Paul Goble
Staunton, Nov. 29 – When the people of Shiyes rose in opposition to Moscow’s plans to open a new trash dump near that northern settlement, Russians elsewhere took it as their model. But Moscow has failed to see that by using the same strategy it adopted at Shiyes, it not only will face more actions by the population but will likely have to reverse course.
That is the conclusion Tatyana Britskaya, who covers the Russian North for Novaya gazeta, offers not only on the basis of her experiences in Shiyes but in two villages near Veliky Ustryug which is now “’a second Shiyes’” since Moscow is trying to do the same thing in the same way (novayagazeta.ru/articles/2021/12/01/oni-boiatsia-tolko-narodnogo-bunta).
Plans for the new trash dump call for it to cover 65 hectares, six hectares more than the current largest dump in Europe which is located near Moscow, something that will cost billions of rubles to build and operate. But the population has not been consulted, and requests by people for new roads in the region have been rejected by the powers as “too expensive.”
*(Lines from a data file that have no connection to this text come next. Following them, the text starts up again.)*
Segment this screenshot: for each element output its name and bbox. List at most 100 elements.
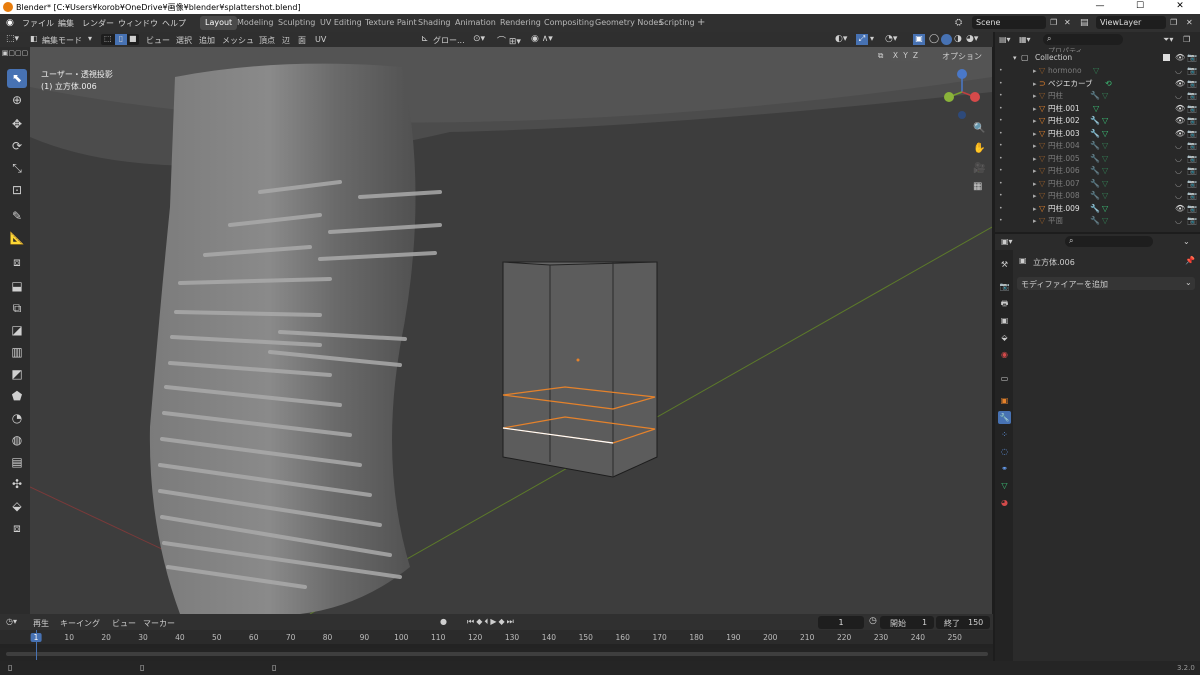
mesh-data-icon[interactable]: ▽ (1102, 165, 1108, 178)
pin-icon[interactable]: 📌 (1185, 256, 1195, 265)
eye-closed-icon[interactable]: ◡ (1175, 140, 1182, 153)
eye-icon[interactable]: 👁 (1175, 103, 1185, 116)
timeline-editor-type-icon[interactable]: ◷▾ (6, 617, 17, 626)
view-layer-tab-icon[interactable]: ▣ (998, 314, 1011, 327)
outliner-item[interactable]: • ▸ ▽ 円柱.009 🔧 ▽ 👁 📷 (995, 203, 1200, 216)
mesh-data-icon[interactable]: ▽ (1102, 203, 1108, 216)
overlays-icon[interactable]: ◔▾ (885, 34, 897, 44)
menu-edge[interactable]: 辺 (282, 35, 290, 46)
camera-icon[interactable]: 📷 (1187, 178, 1197, 191)
add-workspace-button[interactable]: + (692, 16, 710, 30)
playback-controls[interactable]: ⏮◆⏴▶◆⏭ (467, 617, 516, 627)
mesh-data-icon[interactable]: ▽ (1102, 215, 1108, 228)
menu-window[interactable]: ウィンドウ (118, 18, 158, 29)
expand-arrow-icon[interactable]: ▸ (1033, 115, 1037, 128)
tab-animation[interactable]: Animation (450, 16, 501, 30)
modifier-icon[interactable]: 🔧 (1090, 90, 1100, 103)
delete-view-layer-icon[interactable]: ✕ (1186, 18, 1193, 27)
transform-tool[interactable]: ⊡ (7, 181, 27, 200)
chevron-down-icon[interactable]: ▾ (870, 34, 874, 43)
outliner-search-input[interactable]: ⌕ (1043, 34, 1123, 45)
expand-arrow-icon[interactable]: ▸ (1033, 78, 1037, 91)
modifier-icon[interactable]: 🔧 (1090, 215, 1100, 228)
shear-tool[interactable]: ⬙ (7, 497, 27, 516)
editor-type-icon[interactable]: ⬚▾ (6, 34, 19, 44)
camera-icon[interactable]: 📷 (1187, 90, 1197, 103)
eye-closed-icon[interactable]: ◡ (1175, 153, 1182, 166)
menu-edit[interactable]: 編集 (58, 18, 74, 29)
filter-icon[interactable]: ⏷▾ (1163, 35, 1173, 45)
axis-z-toggle[interactable]: Z (911, 51, 920, 61)
new-collection-icon[interactable]: ❐ (1183, 35, 1190, 44)
spin-tool[interactable]: ◔ (7, 409, 27, 428)
xray-toggle-icon[interactable]: ▣ (913, 34, 925, 45)
eye-closed-icon[interactable]: ◡ (1175, 190, 1182, 203)
transform-orientation-icon[interactable]: ⊾ (421, 34, 429, 44)
timeline-scrollbar[interactable] (6, 652, 988, 656)
material-tab-icon[interactable]: ◕ (998, 496, 1011, 509)
data-tab-icon[interactable]: ▽ (998, 479, 1011, 492)
view-layer-icon[interactable]: ▤ (1080, 18, 1089, 28)
modifier-icon[interactable]: 🔧 (1090, 178, 1100, 191)
expand-arrow-icon[interactable]: ▸ (1033, 128, 1037, 141)
axis-lock-icon[interactable]: ⧉ (878, 51, 883, 61)
annotate-tool[interactable]: ✎ (7, 207, 27, 226)
eye-icon[interactable]: 👁 (1175, 203, 1185, 216)
rip-tool[interactable]: ⧈ (7, 519, 27, 538)
outliner-item[interactable]: • ▸ ▽ 円柱 🔧 ▽ ◡ 📷 (995, 90, 1200, 103)
menu-timeline-view[interactable]: ビュー (112, 618, 136, 629)
zoom-icon[interactable]: 🔍 (973, 123, 985, 134)
proportional-edit-icon[interactable]: ◉ ∧▾ (531, 34, 553, 44)
tool-tab-icon[interactable]: ⚒ (998, 258, 1011, 271)
solid-shading-icon[interactable] (941, 34, 952, 45)
mesh-data-icon[interactable]: ▽ (1102, 190, 1108, 203)
menu-render[interactable]: レンダー (82, 18, 114, 29)
3d-viewport[interactable]: ユーザー・透視投影 (1) 立方体.006 ⧉ X Y Z オプション 🔍 ✋ … (30, 47, 992, 614)
camera-icon[interactable]: 📷 (1187, 65, 1197, 78)
modifier-icon[interactable]: 🔧 (1090, 203, 1100, 216)
scene-field[interactable]: Scene (972, 16, 1046, 29)
render-tab-icon[interactable]: 📷 (998, 280, 1011, 293)
properties-search-input[interactable]: ⌕ (1065, 236, 1153, 247)
select-tool[interactable]: ⬉ (7, 69, 27, 88)
eye-icon[interactable]: 👁 (1175, 78, 1185, 91)
eye-closed-icon[interactable]: ◡ (1175, 215, 1182, 228)
shrink-fatten-tool[interactable]: ✣ (7, 475, 27, 494)
modifier-icon[interactable]: 🔧 (1090, 190, 1100, 203)
properties-editor-type-icon[interactable]: ▣▾ (1001, 237, 1013, 246)
close-button[interactable]: ✕ (1160, 0, 1200, 14)
navigation-gizmo[interactable] (937, 67, 987, 122)
perspective-toggle-icon[interactable]: ▦ (973, 181, 982, 192)
mesh-data-icon[interactable]: ▽ (1102, 178, 1108, 191)
expand-arrow-icon[interactable]: ▸ (1033, 103, 1037, 116)
camera-icon[interactable]: 📷 (1187, 203, 1197, 216)
camera-icon[interactable]: 📷 (1187, 140, 1197, 153)
curve-data-icon[interactable]: ⟲ (1105, 78, 1112, 91)
record-icon[interactable]: ● (440, 617, 447, 626)
menu-file[interactable]: ファイル (22, 18, 54, 29)
new-scene-icon[interactable]: ❐ (1050, 18, 1057, 27)
visibility-icon[interactable]: ◐▾ (835, 34, 847, 44)
view-layer-field[interactable]: ViewLayer (1096, 16, 1166, 29)
material-shading-icon[interactable]: ◑ (954, 34, 962, 44)
camera-icon[interactable]: 📷 (1187, 128, 1197, 141)
move-tool[interactable]: ✥ (7, 115, 27, 134)
inset-tool[interactable]: ⧉ (7, 299, 27, 318)
camera-view-icon[interactable]: 🎥 (973, 163, 985, 174)
expand-arrow-icon[interactable]: ▸ (1033, 165, 1037, 178)
rotate-tool[interactable]: ⟳ (7, 137, 27, 156)
mesh-data-icon[interactable]: ▽ (1102, 90, 1108, 103)
eye-closed-icon[interactable]: ◡ (1175, 178, 1182, 191)
collection-tab-icon[interactable]: ▭ (998, 372, 1011, 385)
camera-icon[interactable]: 📷 (1187, 190, 1197, 203)
transform-orientation-dropdown[interactable]: グロー... (433, 35, 465, 46)
camera-icon[interactable]: 📷 (1187, 52, 1197, 65)
camera-icon[interactable]: 📷 (1187, 215, 1197, 228)
particles-tab-icon[interactable]: ⁘ (998, 428, 1011, 441)
outliner-item[interactable]: • ▸ ▽ 円柱.006 🔧 ▽ ◡ 📷 (995, 165, 1200, 178)
menu-vertex[interactable]: 頂点 (259, 35, 275, 46)
clock-icon[interactable]: ◷ (869, 616, 877, 626)
camera-icon[interactable]: 📷 (1187, 165, 1197, 178)
loop-cut-tool[interactable]: ▥ (7, 343, 27, 362)
scale-tool[interactable]: ⤡ (7, 159, 27, 178)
But if the authorities in Moscow and locally have learned nothing and forgotten nothing from Shiyes, the people in the North have learned a great deal and forgotten nothing about how the Shiyes protesters won out. The only things the authorities fear, they know, are scandals and mass protests. And so in yet another place, the people are going to give them both.
And the powers that be by their heavy-handed use of repression will only ensure that the number of scandals and the size of the protests with all the attention they will get will be larger than it was at Shiyes, exactly the opposite outcome that the authorities hope for but an example of how protests build on protests when those in charge don’t know how to act.